KABUL (TCA) — In an interview with Afghan broadcaster TOLOnews, the founder and former CEO of Blackwater security company, Erik Prince, who insists on privatizing the war in Afghanistan, said that his forces can change the situation of the conflict in the country within six months.
“Well, I would say six months after the program is fully ramped up, you have a very different situation on the ground, I will commit to that,” said Prince, who is the incumbent chairman and founder of Frontier Resource Group, a private equity fund investing in natural resource opportunities in frontier markets.
This is not the first time that Prince has called for the use of contractors in Afghanistan. His mission turned controversial in Iraq as contractors working for Blackwater were accused of killing over 10 Iraqi civilians in 2007.
In an interview with the UK’s Independent this year, Prince essentially proposed the privatization of the war. However, the Independent said he would prefer to call it “rationalizing and restructuring”.
On August 28, US Defense Secretary James Mattis reacted to the plan to privatize the war in Afghanistan and said “it is probably not a wise idea”.
“When Americans put their nation’s credibility on the line, privatizing it is probably not a wise idea,” Mattis told reporters.
According to Mr. Prince, 3,600 “contracted veteran mentors” from Blackwater will be deployed to Afghanistan – 36 for each Afghan unit and for two to four years at a time.
“I would use contracted veteran mentors from the US and from NATO, the same countries over here now,” Prince said.
He said the contracted forces will serve for the same units and same places during their service of 2-4 years at a time in Afghanistan.
The Blackwater founder said the contractors would be equipped with airpower, weapons and would be joined by NATO and Afghan forces in every mission.
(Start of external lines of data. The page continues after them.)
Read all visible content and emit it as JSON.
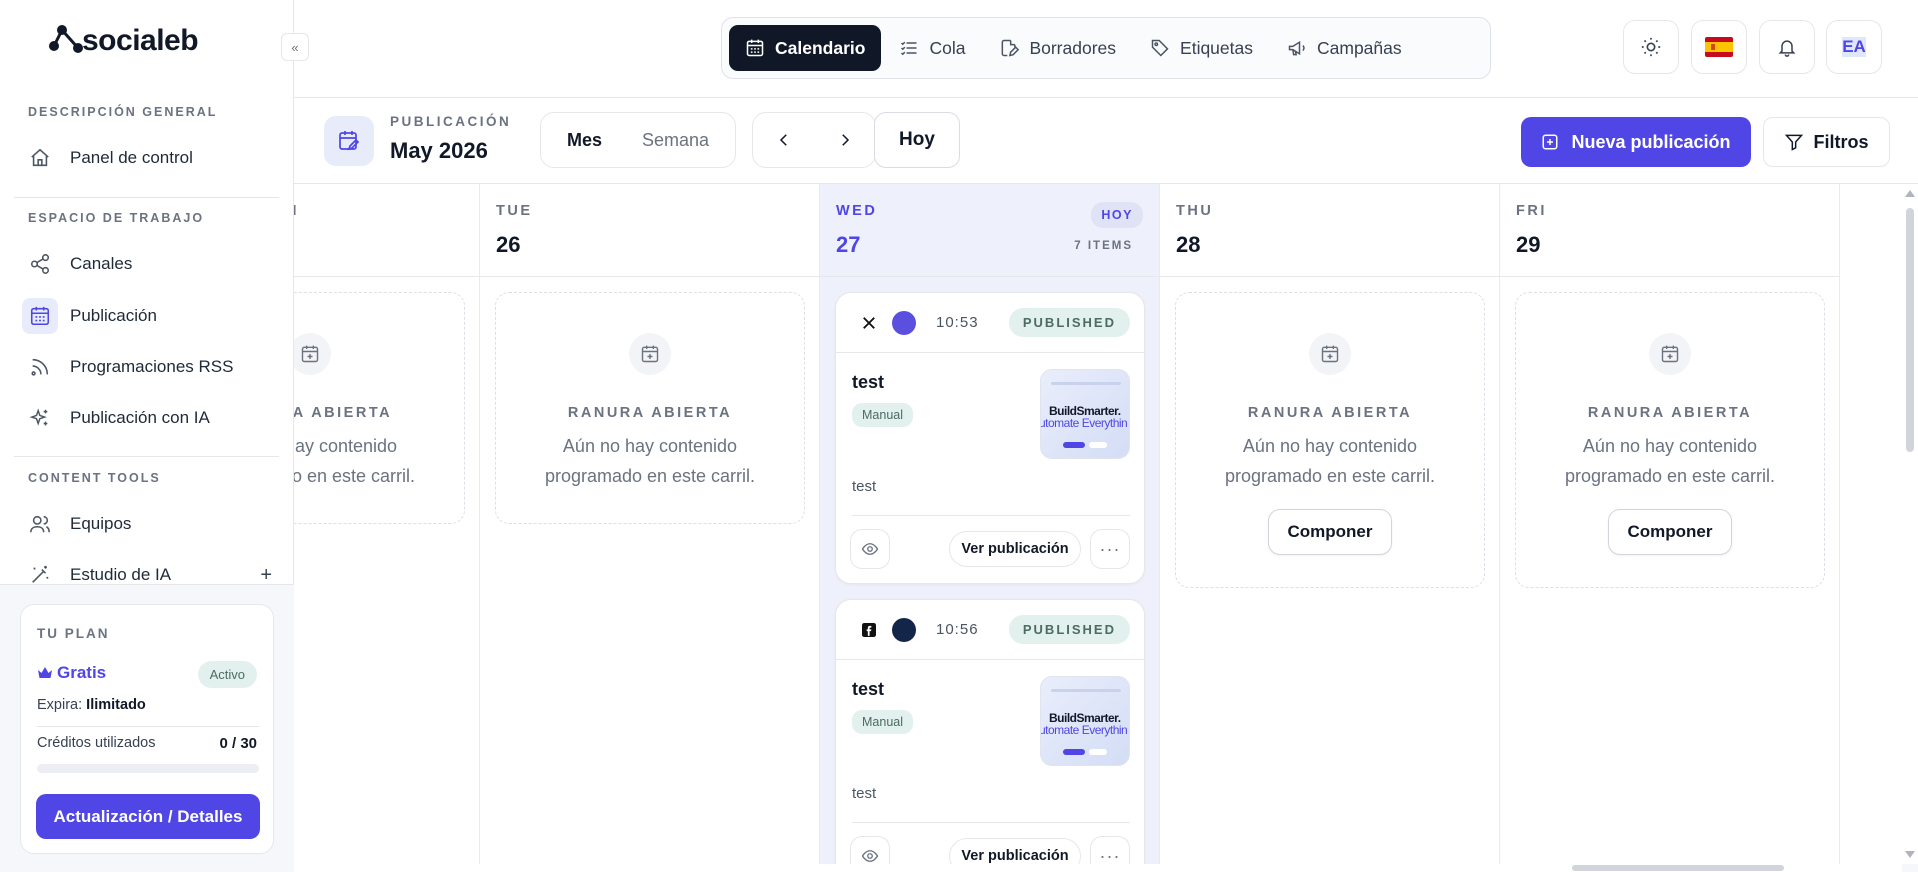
{
  "brand": {
    "name": "socialeb"
  },
  "sidebar": {
    "collapse_label": "«",
    "sections": [
      {
        "label": "DESCRIPCIÓN GENERAL"
      },
      {
        "label": "ESPACIO DE TRABAJO"
      },
      {
        "label": "CONTENT TOOLS"
      }
    ],
    "items": [
      {
        "label": "Panel de control",
        "icon": "home-icon"
      },
      {
        "label": "Canales",
        "icon": "share-icon"
      },
      {
        "label": "Publicación",
        "icon": "calendar-icon",
        "active": true
      },
      {
        "label": "Programaciones RSS",
        "icon": "rss-icon"
      },
      {
        "label": "Publicación con IA",
        "icon": "sparkles-icon"
      },
      {
        "label": "Equipos",
        "icon": "users-icon"
      },
      {
        "label": "Estudio de IA",
        "icon": "magic-wand-icon",
        "plus": "+"
      }
    ],
    "plan": {
      "title": "TU PLAN",
      "name": "Gratis",
      "status": "Activo",
      "expires_label": "Expira:",
      "expires_value": "Ilimitado",
      "credits_label": "Créditos utilizados",
      "credits_value": "0 / 30",
      "credits_fraction": 0,
      "upgrade_label": "Actualización / Detalles"
    }
  },
  "header": {
    "tabs": [
      {
        "label": "Calendario",
        "icon": "calendar-icon",
        "active": true
      },
      {
        "label": "Cola",
        "icon": "list-icon"
      },
      {
        "label": "Borradores",
        "icon": "draft-icon"
      },
      {
        "label": "Etiquetas",
        "icon": "tag-icon"
      },
      {
        "label": "Campañas",
        "icon": "megaphone-icon"
      }
    ],
    "avatar_initials": "EA"
  },
  "toolbar": {
    "section_label": "PUBLICACIÓN",
    "period": "May 2026",
    "views": [
      "Mes",
      "Semana"
    ],
    "today_label": "Hoy",
    "new_post_label": "Nueva publicación",
    "filters_label": "Filtros"
  },
  "calendar": {
    "days": [
      {
        "dow": "N",
        "num": ""
      },
      {
        "dow": "TUE",
        "num": "26"
      },
      {
        "dow": "WED",
        "num": "27",
        "today_badge": "HOY",
        "items_count": "7 ITEMS"
      },
      {
        "dow": "THU",
        "num": "28"
      },
      {
        "dow": "FRI",
        "num": "29"
      }
    ],
    "open_slot": {
      "title": "RANURA ABIERTA",
      "text": "Aún no hay contenido programado en este carril.",
      "compose_label": "Componer"
    },
    "posts": [
      {
        "platform": "x-icon",
        "time": "10:53",
        "status": "PUBLISHED",
        "title": "test",
        "tag": "Manual",
        "thumb_line1": "BuildSmarter.",
        "thumb_line2": "utomate Everythin",
        "description": "test",
        "view_label": "Ver publicación",
        "more": "···"
      },
      {
        "platform": "facebook-icon",
        "time": "10:56",
        "status": "PUBLISHED",
        "title": "test",
        "tag": "Manual",
        "thumb_line1": "BuildSmarter.",
        "thumb_line2": "utomate Everythin",
        "description": "test",
        "view_label": "Ver publicación",
        "more": "···"
      }
    ]
  },
  "colors": {
    "accent": "#4f46e5",
    "dark": "#101828",
    "success_bg": "#e3f1ee"
  }
}
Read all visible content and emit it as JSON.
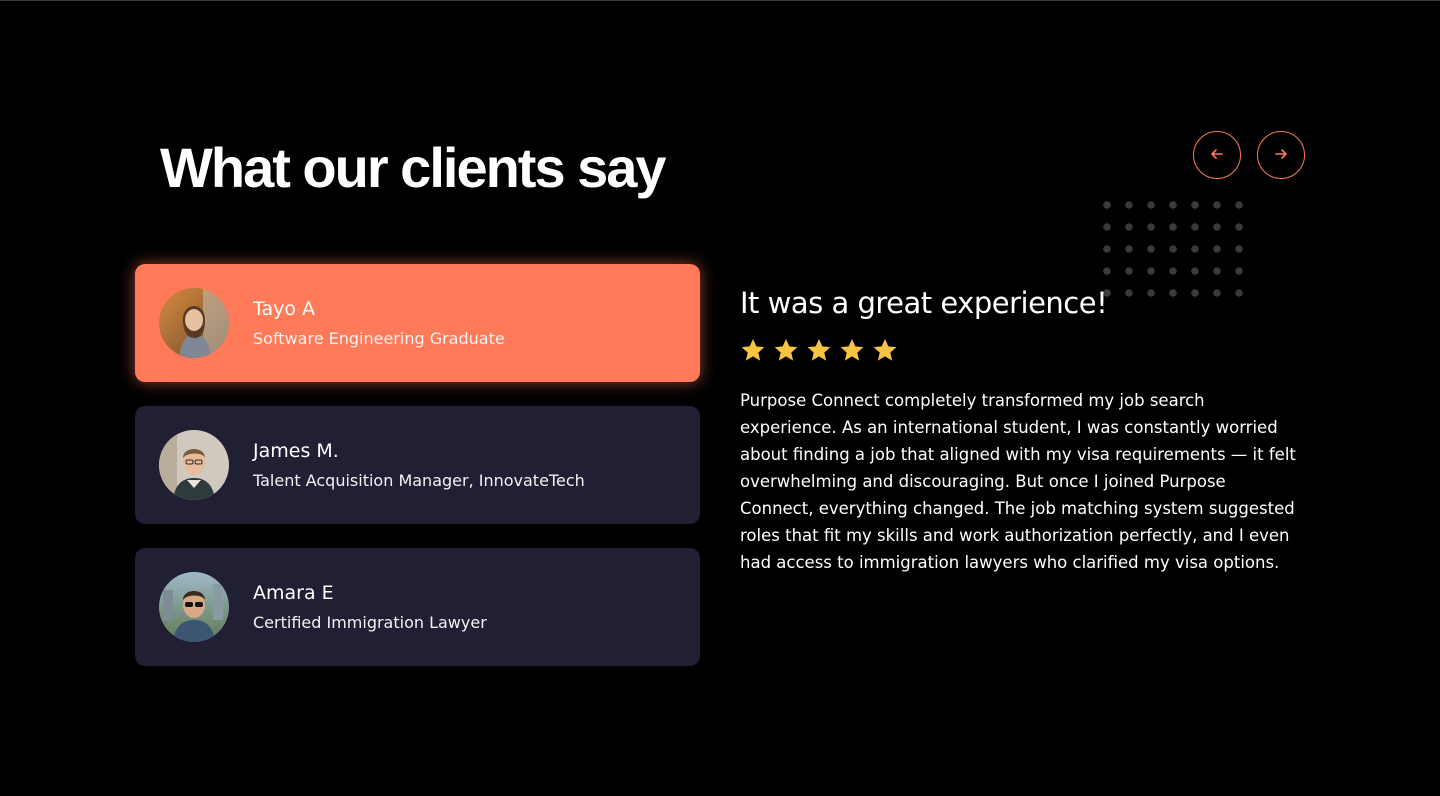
{
  "section": {
    "heading": "What our clients say"
  },
  "navigation": {
    "prev_icon": "arrow-left-icon",
    "next_icon": "arrow-right-icon",
    "accent_color": "#ff7a59"
  },
  "clients": [
    {
      "name": "Tayo A",
      "role": "Software Engineering Graduate",
      "active": true
    },
    {
      "name": "James M.",
      "role": "Talent Acquisition Manager, InnovateTech",
      "active": false
    },
    {
      "name": "Amara E",
      "role": "Certified Immigration Lawyer",
      "active": false
    }
  ],
  "testimonial": {
    "title": "It was a great experience!",
    "rating": 5,
    "rating_max": 5,
    "body": "Purpose Connect completely transformed my job search experience. As an international student, I was constantly worried about finding a job that aligned with my visa requirements — it felt overwhelming and discouraging. But once I joined Purpose Connect, everything changed. The job matching system suggested roles that fit my skills and work authorization perfectly, and I even had access to immigration lawyers who clarified my visa options."
  },
  "colors": {
    "background": "#000000",
    "card": "#201f33",
    "card_active": "#ff7a59",
    "star": "#f6c342"
  }
}
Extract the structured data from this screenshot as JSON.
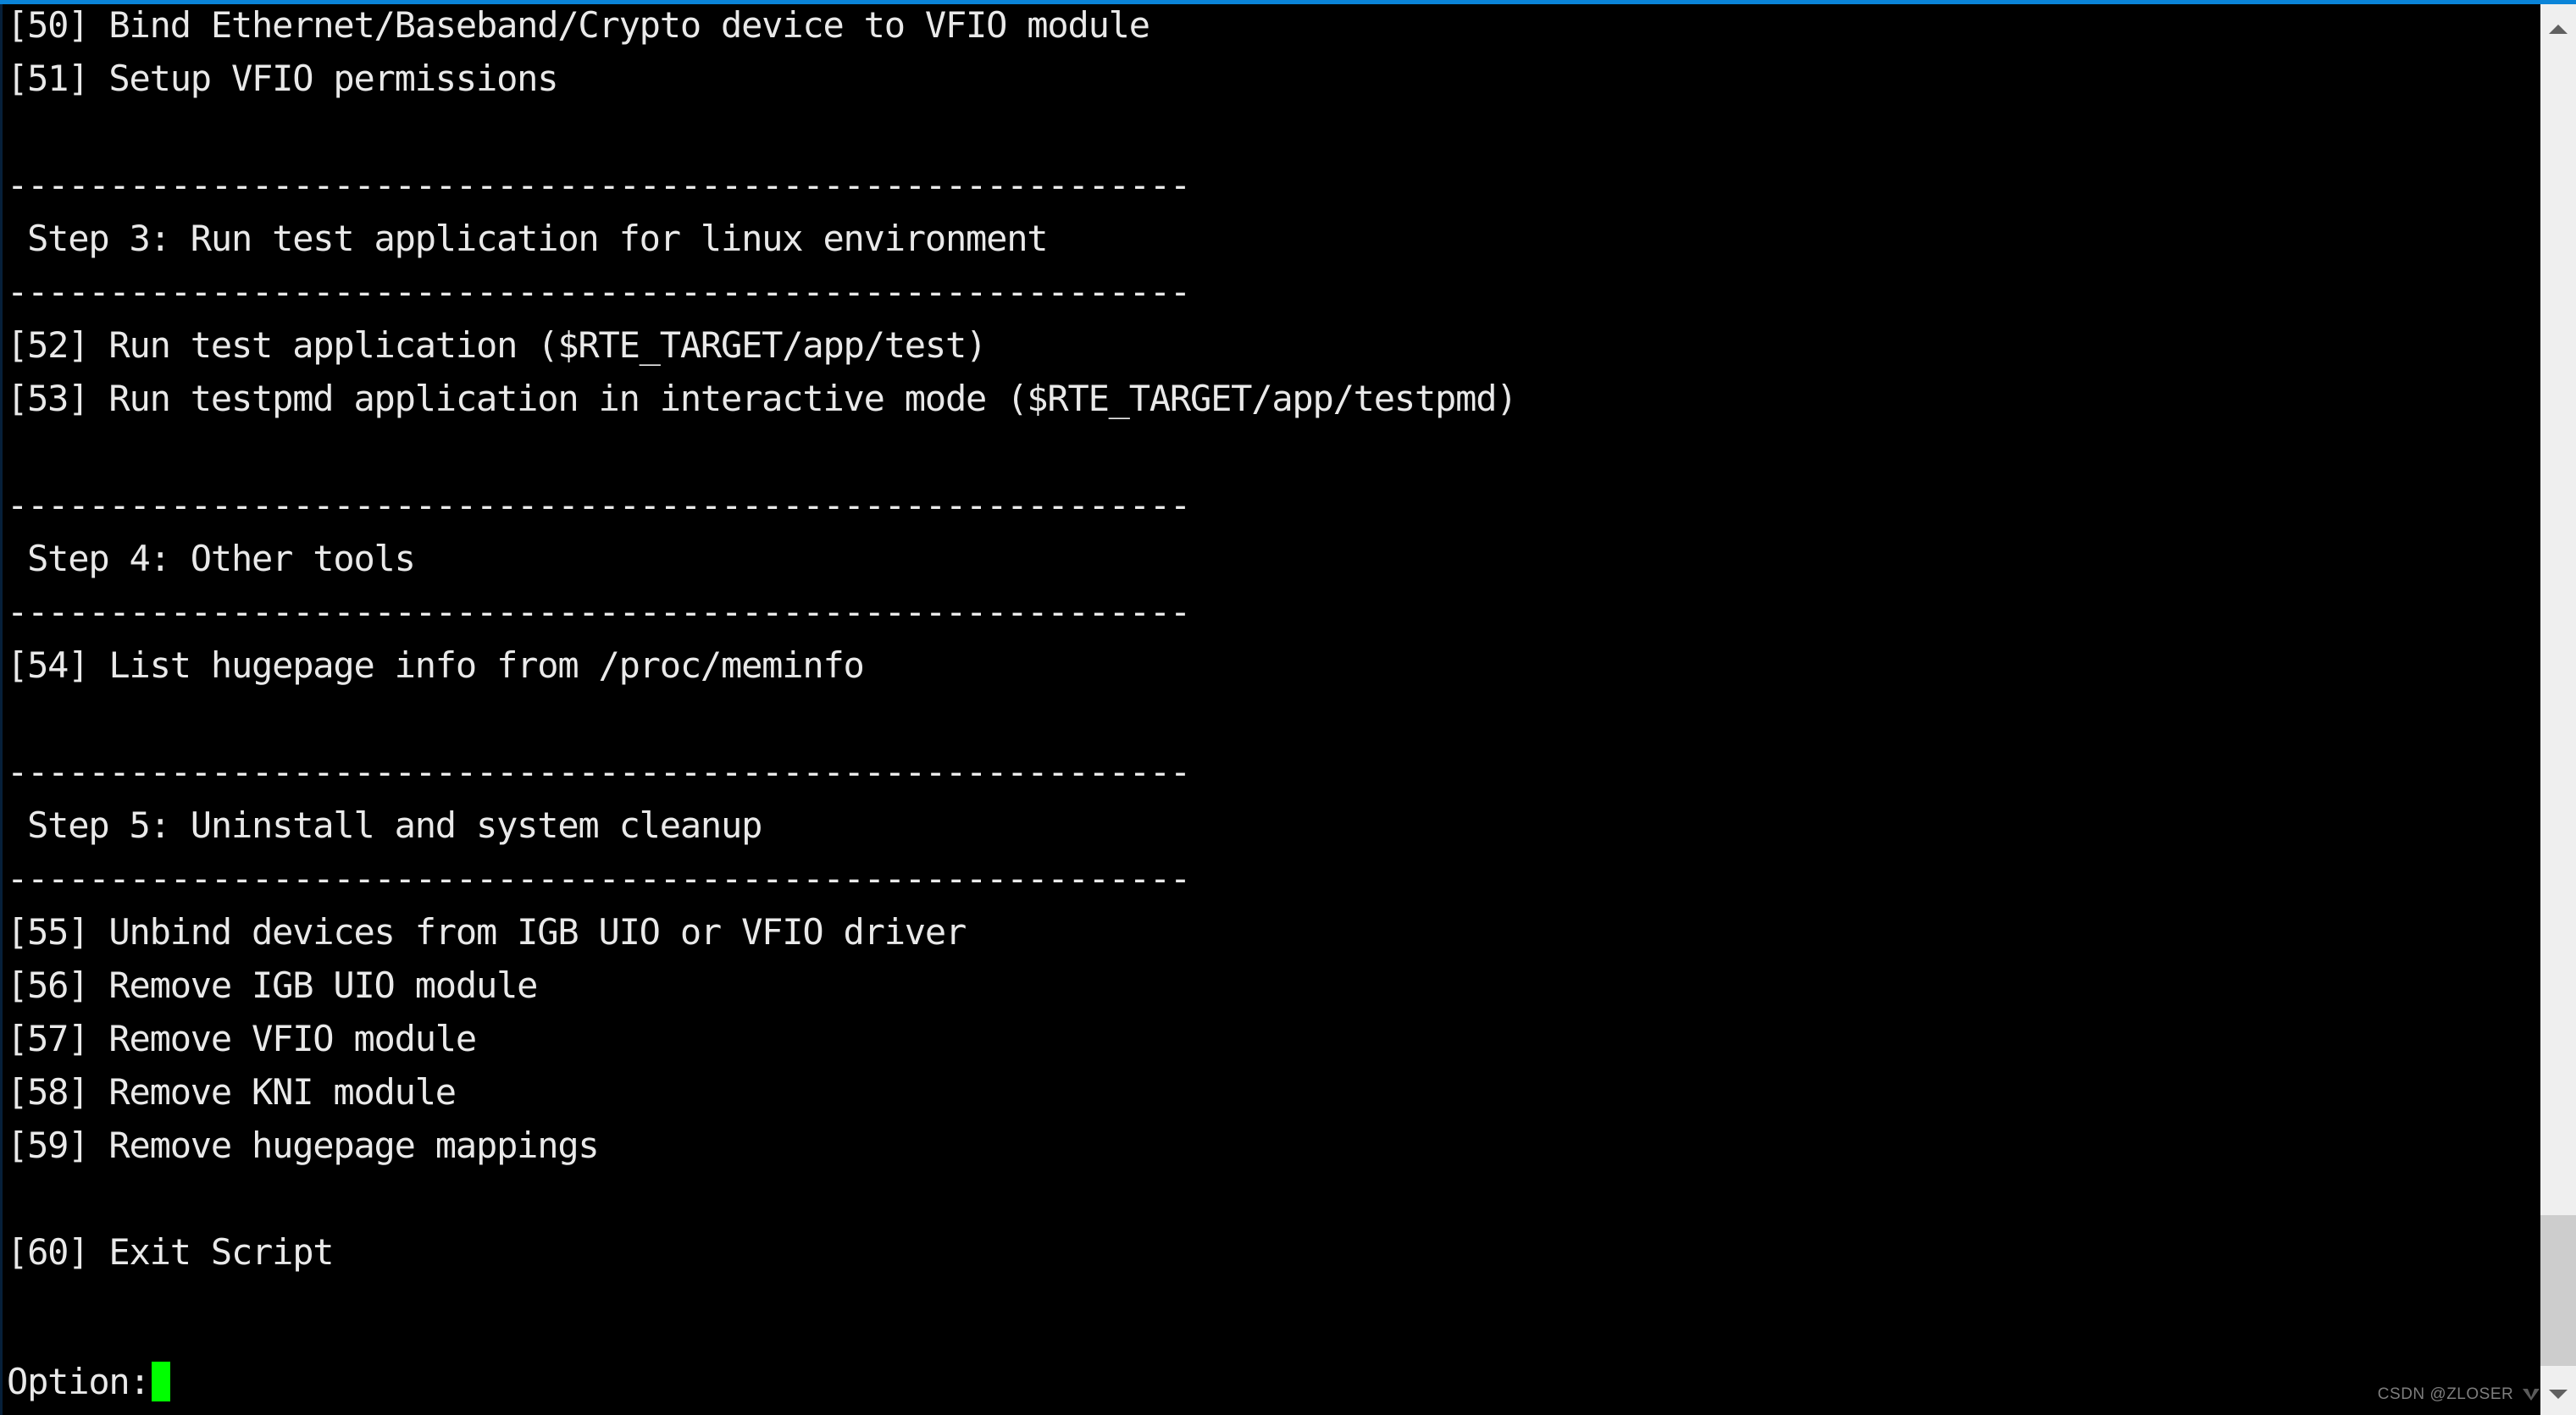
{
  "window": {
    "type": "terminal",
    "accent_color": "#0a84d8",
    "background_color": "#000000",
    "text_color": "#e9e9e9",
    "cursor_color": "#00ff00"
  },
  "terminal": {
    "lines": [
      "[50] Bind Ethernet/Baseband/Crypto device to VFIO module",
      "[51] Setup VFIO permissions",
      "",
      "----------------------------------------------------------",
      " Step 3: Run test application for linux environment",
      "----------------------------------------------------------",
      "[52] Run test application ($RTE_TARGET/app/test)",
      "[53] Run testpmd application in interactive mode ($RTE_TARGET/app/testpmd)",
      "",
      "----------------------------------------------------------",
      " Step 4: Other tools",
      "----------------------------------------------------------",
      "[54] List hugepage info from /proc/meminfo",
      "",
      "----------------------------------------------------------",
      " Step 5: Uninstall and system cleanup",
      "----------------------------------------------------------",
      "[55] Unbind devices from IGB UIO or VFIO driver",
      "[56] Remove IGB UIO module",
      "[57] Remove VFIO module",
      "[58] Remove KNI module",
      "[59] Remove hugepage mappings",
      "",
      "[60] Exit Script"
    ],
    "prompt": {
      "label": "Option:",
      "value": "",
      "cursor": "block"
    }
  },
  "scrollbar": {
    "up_arrow_icon": "chevron-up-icon",
    "down_arrow_icon": "chevron-down-icon",
    "thumb_position": "bottom"
  },
  "watermark": {
    "text": "CSDN @ZLOSER",
    "logo_icon": "csdn-logo-icon"
  }
}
“They provide leadership, intelligence, communications, medicals and logistics expertise to their Afghan counterparts and go with them in the field all the time to make sure their Afghan counterparts are paid and fed, that they are well led, that they have a communications plan, all those essential elements of soldiering don’t break down,” he said.
Prince said his forces would be accountable for the laws in Afghanistan.
“These are Afghans that are in the lead of this mission all the time, under Afghan rules of engagement and under Afghan rule of law. If one of these contractors I am recommending does an evil act, intentionally injures a child or something like that, they could be held accountable under the uniform code of military justice here in Kabul, investigated, trialed, incarcerated back in their home country. We have a clear path for accountability,” he said.